Business model for providing information technology

IT as a service (ITaaS) is an operational model where the information technology (IT) service provider delivers an information technology service to a business. The IT service provider can be an internal IT organization or an external IT services company. The recipients of ITaaS can be a line of business (LOB) organization within an enterprise or a small and medium business (SMB). The information technology is typically delivered as a managed service with a clear IT services catalog and pricing associated with each of the catalog items. At its core, ITaaS is a competitive business model where businesses have many options for IT services and the internal IT organization has to compete against those other external options in order to be the selected IT service provider to the business. Options for providers other than the internal IT organization may include IT outsourcing companies and public cloud providers.

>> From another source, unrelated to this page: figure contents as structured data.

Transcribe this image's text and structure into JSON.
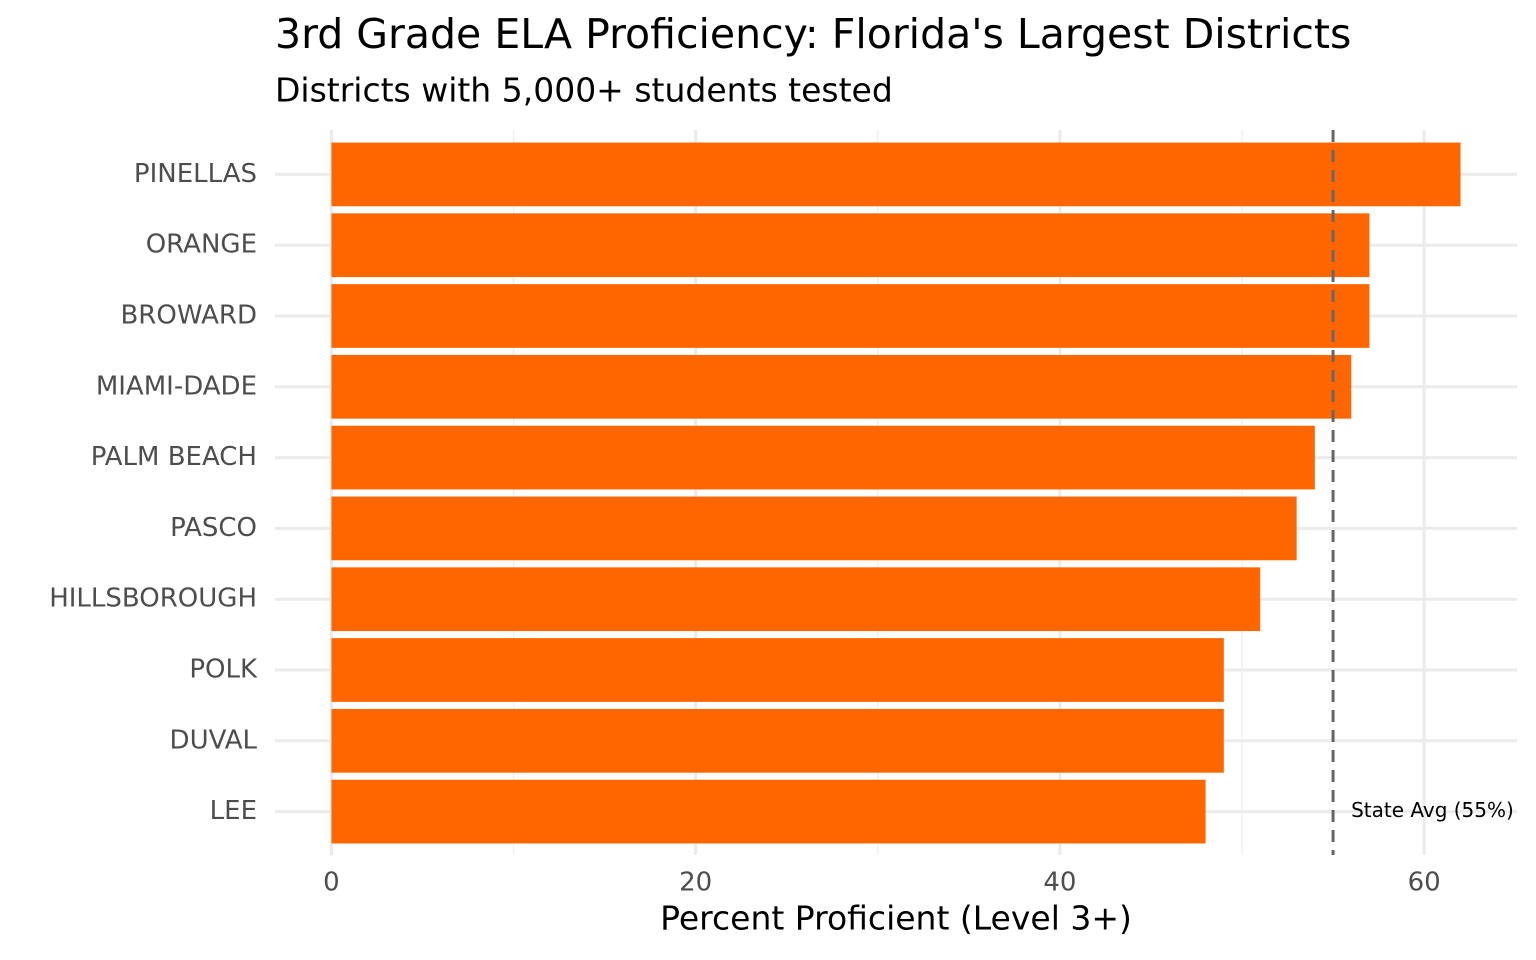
{
  "chart_data": {
    "type": "bar",
    "orientation": "horizontal",
    "title": "3rd Grade ELA Proficiency: Florida's Largest Districts",
    "subtitle": "Districts with 5,000+ students tested",
    "x_label": "Percent Proficient (Level 3+)",
    "categories": [
      "PINELLAS",
      "ORANGE",
      "BROWARD",
      "MIAMI-DADE",
      "PALM BEACH",
      "PASCO",
      "HILLSBOROUGH",
      "POLK",
      "DUVAL",
      "LEE"
    ],
    "values": [
      62,
      57,
      57,
      56,
      54,
      53,
      51,
      49,
      49,
      48
    ],
    "color": "#ff6600",
    "xlim": [
      -3.1,
      65.1
    ],
    "xticks": [
      0,
      20,
      40,
      60
    ],
    "xminor": [
      10,
      30,
      50
    ],
    "grid": true,
    "reference_line": {
      "value": 55,
      "label": "State Avg (55%)"
    }
  }
}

Under an ITaaS model, the IT service provider will place great emphasis on the needs and the outcomes required by the business to improve employee productivity and improving the top line (revenue) and bottom line (profitability). Such services will have a deep industry focus to fully enable industry specific use cases. The benefits to the business sought by using the ITaaS model include the standardization and simplification of products delivered by IT, improved financial transparency and more direct association of costs to consumption, and increased IT operational efficiency resulting from the need to compare the price of internally produced products to those available from external providers. The transformation of an internal IT organization from operating as a cost-center to an ITaaS model is also believed to produce improved levels of business agility for the enterprise as a whole.

==Not a cloud service model==

According to The NIST Definition of Cloud Computing, there are three service models associated with cloud computing: infrastructure as a service (IaaS), platform as a service (PaaS), and software as a service (SaaS). The concept of ITaaS as an operating model is not limited to or dependent on cloud computing. Several proponents of ITaaS as an operating model will insist that the ability for an IT organization to deliver ITaaS is enabled by underlying technology models such as IaaS, PaaS, and SaaS. Vendors who are proponents of the concept of ITaaS as an operating model include EMC, Citrix, and VMware.

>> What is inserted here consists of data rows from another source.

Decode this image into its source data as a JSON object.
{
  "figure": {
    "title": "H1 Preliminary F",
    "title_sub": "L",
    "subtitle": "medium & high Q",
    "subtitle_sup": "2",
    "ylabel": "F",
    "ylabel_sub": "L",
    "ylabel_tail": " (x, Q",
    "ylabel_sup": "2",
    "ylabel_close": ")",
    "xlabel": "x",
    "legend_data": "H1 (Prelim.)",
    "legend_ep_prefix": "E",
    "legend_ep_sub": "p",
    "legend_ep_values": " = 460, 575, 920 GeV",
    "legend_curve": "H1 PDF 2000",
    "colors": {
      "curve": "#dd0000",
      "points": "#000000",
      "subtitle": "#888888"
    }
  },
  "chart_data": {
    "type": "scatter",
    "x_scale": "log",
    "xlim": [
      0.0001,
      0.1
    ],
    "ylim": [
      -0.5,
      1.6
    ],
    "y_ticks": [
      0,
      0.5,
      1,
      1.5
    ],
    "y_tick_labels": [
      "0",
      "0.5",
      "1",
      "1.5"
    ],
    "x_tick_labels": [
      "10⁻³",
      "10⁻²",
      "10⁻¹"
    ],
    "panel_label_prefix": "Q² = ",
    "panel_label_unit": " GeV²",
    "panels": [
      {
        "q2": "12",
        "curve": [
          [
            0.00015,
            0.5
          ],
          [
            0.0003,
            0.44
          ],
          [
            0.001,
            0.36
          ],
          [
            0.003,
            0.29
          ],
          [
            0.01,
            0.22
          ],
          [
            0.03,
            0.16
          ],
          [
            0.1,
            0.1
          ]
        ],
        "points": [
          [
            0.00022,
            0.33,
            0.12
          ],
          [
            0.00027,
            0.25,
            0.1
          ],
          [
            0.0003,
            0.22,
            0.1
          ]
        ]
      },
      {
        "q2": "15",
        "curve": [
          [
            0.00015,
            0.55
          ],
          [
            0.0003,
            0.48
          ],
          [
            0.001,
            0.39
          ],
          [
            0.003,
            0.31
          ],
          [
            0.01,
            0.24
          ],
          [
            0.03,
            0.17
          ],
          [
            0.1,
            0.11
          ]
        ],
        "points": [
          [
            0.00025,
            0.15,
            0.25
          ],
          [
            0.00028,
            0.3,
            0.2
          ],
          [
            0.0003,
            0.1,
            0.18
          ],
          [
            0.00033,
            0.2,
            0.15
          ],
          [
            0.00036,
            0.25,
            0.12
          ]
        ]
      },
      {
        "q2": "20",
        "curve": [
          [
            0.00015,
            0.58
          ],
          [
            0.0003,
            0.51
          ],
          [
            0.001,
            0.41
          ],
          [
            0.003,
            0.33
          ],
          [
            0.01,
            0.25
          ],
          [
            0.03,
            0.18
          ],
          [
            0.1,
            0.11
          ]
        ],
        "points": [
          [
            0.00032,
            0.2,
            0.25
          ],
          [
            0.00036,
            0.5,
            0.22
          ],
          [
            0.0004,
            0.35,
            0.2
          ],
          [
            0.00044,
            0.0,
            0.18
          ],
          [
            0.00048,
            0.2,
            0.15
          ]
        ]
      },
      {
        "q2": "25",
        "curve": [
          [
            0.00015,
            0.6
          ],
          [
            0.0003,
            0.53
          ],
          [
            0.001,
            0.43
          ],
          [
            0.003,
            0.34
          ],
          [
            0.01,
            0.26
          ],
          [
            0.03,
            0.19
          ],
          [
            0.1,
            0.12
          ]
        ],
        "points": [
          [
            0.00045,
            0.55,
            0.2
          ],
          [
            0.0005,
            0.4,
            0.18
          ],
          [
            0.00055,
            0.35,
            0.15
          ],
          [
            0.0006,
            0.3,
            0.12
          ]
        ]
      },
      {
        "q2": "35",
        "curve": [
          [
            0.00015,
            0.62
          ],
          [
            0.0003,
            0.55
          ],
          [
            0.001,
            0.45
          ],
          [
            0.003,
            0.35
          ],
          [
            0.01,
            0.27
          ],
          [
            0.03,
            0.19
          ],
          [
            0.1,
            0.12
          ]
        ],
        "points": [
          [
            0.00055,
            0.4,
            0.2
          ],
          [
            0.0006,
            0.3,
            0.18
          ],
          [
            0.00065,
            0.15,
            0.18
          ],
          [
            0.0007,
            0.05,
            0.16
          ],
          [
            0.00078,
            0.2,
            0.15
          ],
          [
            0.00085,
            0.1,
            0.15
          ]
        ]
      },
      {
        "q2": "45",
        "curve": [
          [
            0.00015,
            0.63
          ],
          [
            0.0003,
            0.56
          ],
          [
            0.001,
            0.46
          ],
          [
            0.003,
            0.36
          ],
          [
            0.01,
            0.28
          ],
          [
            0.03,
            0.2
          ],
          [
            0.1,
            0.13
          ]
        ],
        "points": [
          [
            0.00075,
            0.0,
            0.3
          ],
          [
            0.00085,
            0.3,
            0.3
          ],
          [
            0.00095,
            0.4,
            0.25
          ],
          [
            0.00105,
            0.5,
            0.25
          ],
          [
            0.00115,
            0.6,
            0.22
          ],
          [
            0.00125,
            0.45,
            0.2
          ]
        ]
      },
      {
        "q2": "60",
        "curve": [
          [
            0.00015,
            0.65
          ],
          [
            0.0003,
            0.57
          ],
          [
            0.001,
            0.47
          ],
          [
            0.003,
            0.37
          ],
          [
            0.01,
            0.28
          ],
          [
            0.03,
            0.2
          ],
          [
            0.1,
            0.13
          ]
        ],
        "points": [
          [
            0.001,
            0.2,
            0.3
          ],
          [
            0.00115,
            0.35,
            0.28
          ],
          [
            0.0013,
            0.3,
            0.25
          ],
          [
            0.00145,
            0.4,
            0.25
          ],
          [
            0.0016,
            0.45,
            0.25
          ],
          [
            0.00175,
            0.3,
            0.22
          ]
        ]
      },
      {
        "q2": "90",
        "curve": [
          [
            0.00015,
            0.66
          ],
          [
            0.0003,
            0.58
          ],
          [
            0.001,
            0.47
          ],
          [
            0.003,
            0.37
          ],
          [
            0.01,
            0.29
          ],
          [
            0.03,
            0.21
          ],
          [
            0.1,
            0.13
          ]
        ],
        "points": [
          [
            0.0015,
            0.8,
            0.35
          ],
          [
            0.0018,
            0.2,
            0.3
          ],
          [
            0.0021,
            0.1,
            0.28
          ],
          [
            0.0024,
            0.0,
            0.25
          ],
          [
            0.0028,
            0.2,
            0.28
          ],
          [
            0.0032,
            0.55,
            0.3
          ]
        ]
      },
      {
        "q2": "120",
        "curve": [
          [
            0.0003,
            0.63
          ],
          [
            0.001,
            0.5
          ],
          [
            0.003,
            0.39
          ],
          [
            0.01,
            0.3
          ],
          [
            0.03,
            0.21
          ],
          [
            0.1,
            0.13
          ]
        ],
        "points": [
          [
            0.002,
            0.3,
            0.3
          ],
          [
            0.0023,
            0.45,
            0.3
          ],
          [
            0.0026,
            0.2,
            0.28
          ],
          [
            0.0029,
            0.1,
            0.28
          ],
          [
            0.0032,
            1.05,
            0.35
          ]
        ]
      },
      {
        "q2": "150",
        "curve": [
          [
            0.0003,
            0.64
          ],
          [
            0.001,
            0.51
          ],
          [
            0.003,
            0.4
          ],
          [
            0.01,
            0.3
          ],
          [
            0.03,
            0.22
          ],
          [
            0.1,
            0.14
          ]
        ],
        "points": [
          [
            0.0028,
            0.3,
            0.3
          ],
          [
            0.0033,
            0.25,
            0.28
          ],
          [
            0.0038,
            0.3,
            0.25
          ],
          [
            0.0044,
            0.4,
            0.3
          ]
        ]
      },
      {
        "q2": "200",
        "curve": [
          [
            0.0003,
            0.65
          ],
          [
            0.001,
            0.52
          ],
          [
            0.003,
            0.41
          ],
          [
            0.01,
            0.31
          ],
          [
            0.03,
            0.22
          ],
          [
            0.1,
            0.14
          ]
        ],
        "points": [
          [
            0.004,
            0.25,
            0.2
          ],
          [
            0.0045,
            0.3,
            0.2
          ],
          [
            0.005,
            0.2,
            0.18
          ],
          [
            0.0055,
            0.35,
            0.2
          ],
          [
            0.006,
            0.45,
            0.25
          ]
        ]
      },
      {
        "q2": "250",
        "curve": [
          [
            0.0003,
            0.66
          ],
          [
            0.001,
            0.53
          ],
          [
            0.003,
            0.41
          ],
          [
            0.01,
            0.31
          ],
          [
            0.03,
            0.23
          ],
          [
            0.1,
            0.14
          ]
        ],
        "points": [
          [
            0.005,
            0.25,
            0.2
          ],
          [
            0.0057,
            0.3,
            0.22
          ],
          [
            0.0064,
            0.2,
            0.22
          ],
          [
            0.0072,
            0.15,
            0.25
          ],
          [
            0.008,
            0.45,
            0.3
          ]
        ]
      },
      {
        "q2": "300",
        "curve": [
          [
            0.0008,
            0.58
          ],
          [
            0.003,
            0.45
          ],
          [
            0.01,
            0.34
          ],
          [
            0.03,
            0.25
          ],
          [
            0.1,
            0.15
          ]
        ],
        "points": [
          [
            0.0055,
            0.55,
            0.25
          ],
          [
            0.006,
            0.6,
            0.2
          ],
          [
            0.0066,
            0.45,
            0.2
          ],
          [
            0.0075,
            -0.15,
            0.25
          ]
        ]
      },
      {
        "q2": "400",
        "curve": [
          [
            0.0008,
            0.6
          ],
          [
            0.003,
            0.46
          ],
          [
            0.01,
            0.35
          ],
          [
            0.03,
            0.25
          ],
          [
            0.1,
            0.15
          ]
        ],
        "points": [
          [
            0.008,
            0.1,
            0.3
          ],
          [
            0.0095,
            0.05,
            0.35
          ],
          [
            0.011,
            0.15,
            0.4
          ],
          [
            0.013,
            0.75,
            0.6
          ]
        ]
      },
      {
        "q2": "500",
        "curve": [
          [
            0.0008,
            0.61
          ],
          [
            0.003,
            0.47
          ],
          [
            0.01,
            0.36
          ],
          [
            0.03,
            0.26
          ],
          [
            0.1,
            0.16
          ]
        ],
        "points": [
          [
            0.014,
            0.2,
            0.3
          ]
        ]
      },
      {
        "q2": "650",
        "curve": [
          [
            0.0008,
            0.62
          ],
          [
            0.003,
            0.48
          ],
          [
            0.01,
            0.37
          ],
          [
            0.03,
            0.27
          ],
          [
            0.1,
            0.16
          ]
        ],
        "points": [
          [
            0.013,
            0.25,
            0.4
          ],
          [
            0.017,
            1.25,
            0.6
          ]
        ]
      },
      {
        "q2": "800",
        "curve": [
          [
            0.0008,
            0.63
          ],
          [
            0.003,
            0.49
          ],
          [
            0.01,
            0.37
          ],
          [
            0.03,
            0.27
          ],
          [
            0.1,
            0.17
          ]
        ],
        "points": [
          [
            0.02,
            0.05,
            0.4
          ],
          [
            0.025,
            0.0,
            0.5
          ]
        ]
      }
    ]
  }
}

ITaaS is not a technology shift - such as a move to increase the use of virtualization. Rather, it is an operational and organizational shift to running IT like a business and optimizing IT production for business consumption. IT organizations that adopt ITaaS are most likely to use the best practices for IT service management as defined in ITIL.

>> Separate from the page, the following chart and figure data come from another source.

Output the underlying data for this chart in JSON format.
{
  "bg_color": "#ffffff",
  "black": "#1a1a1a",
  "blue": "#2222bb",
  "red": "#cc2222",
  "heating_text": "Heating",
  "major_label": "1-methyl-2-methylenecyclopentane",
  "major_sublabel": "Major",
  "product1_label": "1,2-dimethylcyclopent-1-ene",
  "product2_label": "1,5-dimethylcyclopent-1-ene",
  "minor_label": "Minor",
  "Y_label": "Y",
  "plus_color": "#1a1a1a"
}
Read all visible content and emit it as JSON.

==Transformation to IT as a service==

Several vendors who are proponents of ITaaS describe the transition of an IT organization to the ITaaS model as a journey which includes the adoption of such models as:

- New technology models founded on the use of private, public, and hybrid clouds; employing controls, trust and compliance up and down the stack; introducing infrastructure standardization and automation wherever possible.
- New consumption models leveraging self-service catalogs offering both internal and external services; providing IT financial transparency for costs and pricing; offering consumerized IT – such as bring your own device (BYoD) – to meet the needs of users. All of which simplify and encourage consumption of services.
- New operational models which imply a revised organization, with new business and technical skills and roles; creation of more horizontal, service-oriented processes; explicit IT alignment with lines-of-business.
- Business driven IT solution is represented as a repeatable business activity having a specified outcome, wherein service acts as a self-contained logical unit, may be composed of other services (choreography), is generally a "black box" to typical consumers while highly transparent to leadership.
- Can include services such as fractional CIO for the business, whereby fiduciary duty is to the client.